I just stumbled across a brilliant summary of evolution in text search technology, written four years ago. It’s equally valid today (which in itself says something). I found it on the Prism Legal blog, but the actual author is Sharon Flank. My own comments are interspersed in bold.
“There are several underlying important developments over the last decade or so:
- Incorporating user feedback to refine search results, usually indirectly rather than explicitly, making results better through machine learning. [Amazon.com is the most-often cited example of this with it’s “if you like A, you’ll also like B.”] [CAM] Technically, that’s not a search example, but the general point is correct even so.
- Assessments based on usage or referral. This is what makes Google so useful and popular. This approach gives higher rankings if other web sites point to a target or if that target gets a lot of hits.
- Various approaches to using taxonomies. The better applications use taxonomies as a navigation guide but don’t force it or require administrators to implement it. Vivisimo.com is an example of interesting, automated clustering approach. [CAM] “Faceted search” seems to be the buzzword here. It’s a big part of what I call “structured search.” But taxonomy use is probably more trivial in search than it is in, say, text mining.
- Better handling of phrases. Google automatically parses phrases and deals with search terms as phrases. This now seems natural but in the AltaVista days, you couldn’t tell a Venetian blind from a blind Venetian [example courtesy of Prof. George Miller, Princeton Univ. – too good not to cite].

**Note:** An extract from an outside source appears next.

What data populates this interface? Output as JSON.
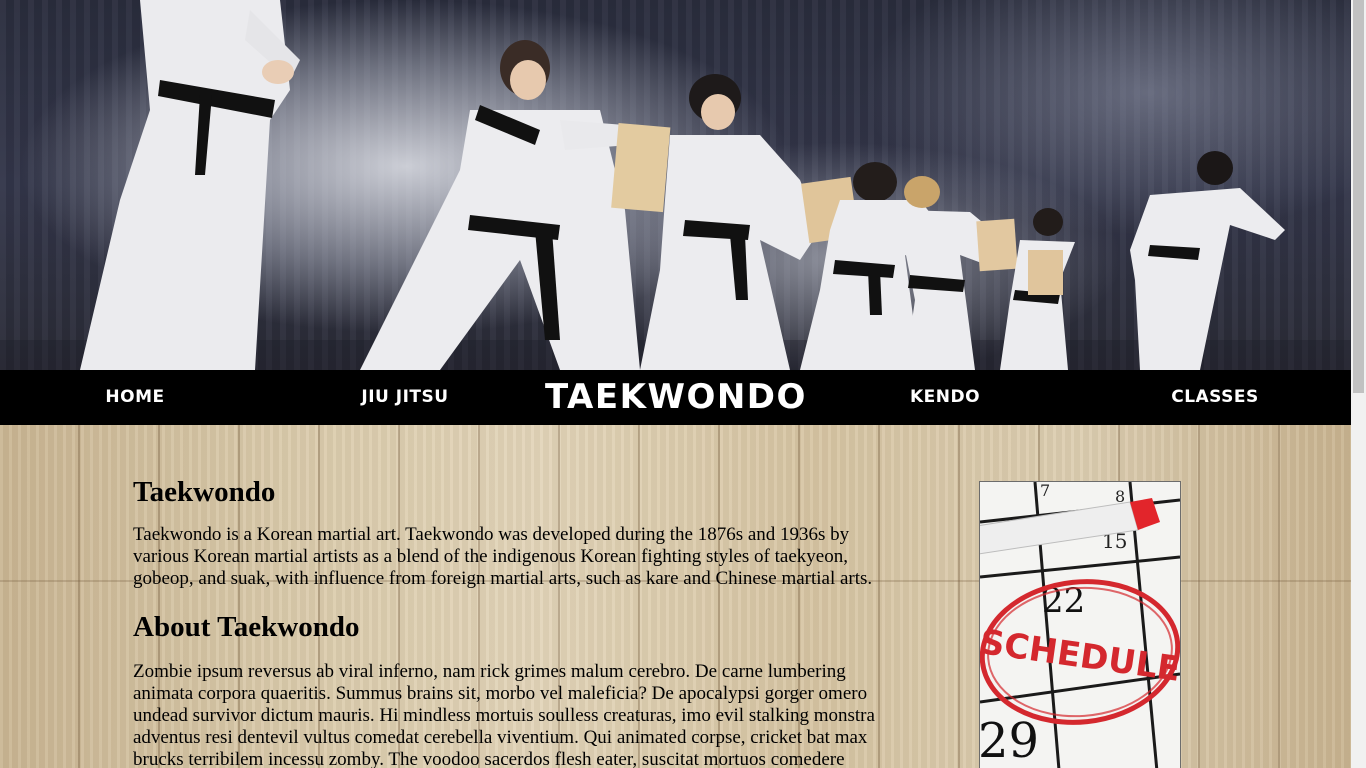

- Context-sensitive search is now an emerging trend. Systems track what users have previously searched for and infer interest in the same domain to refine search result. So if you look for “line” and a system knows you’ve just looked for “tacklebox,” then it infers you mean “fishing line.” Or if you search for bagels and the system knows you are in 20009, it tells you that you can buy them at Comet Liquors (which happens to sell bagels). [CAM] That happens a lot with ad serving. But I’m not convinced it hit actual search until Google’s personal search kicked off, and that was quite recent.
“More generally in natural language processing, the statistical and linguistic approaches are converging in a new way: use massive amounts of data (i.e. the Web) to get statistical answers to deep linguistic questions, like “How do we figure out what the most likely referent is for the pronoun ‘they’?” Or “How do we determine the correct sense for ambiguous words?” These things aren’t in search engines yet, but you can expect to see more “intelligent” features coming out of this approach.
“Looking at this list, you can see that the conceptual changes (breakthroughs?), with the exception of better phrase handling, are primarily focused around Web searches. When dealing with one-of-a-kind document collections behind the corporate firewall, many of these developments turn out not to add much to older approaches. So, at least for enterprise search, I too remain partial to some of the older products you mention, though I am disappointed that most of the old-time vendors have not updated their approaches beyond adding taxonomy support.” [CAM] Yep, web search and enterprise search are very different things.
The original blog post did have one error — Sharon’s PhD isn’t in Computational Linguistics, but rather Slavic Linguistics, as I recently noted in my post about text analytics careers for humanities majors.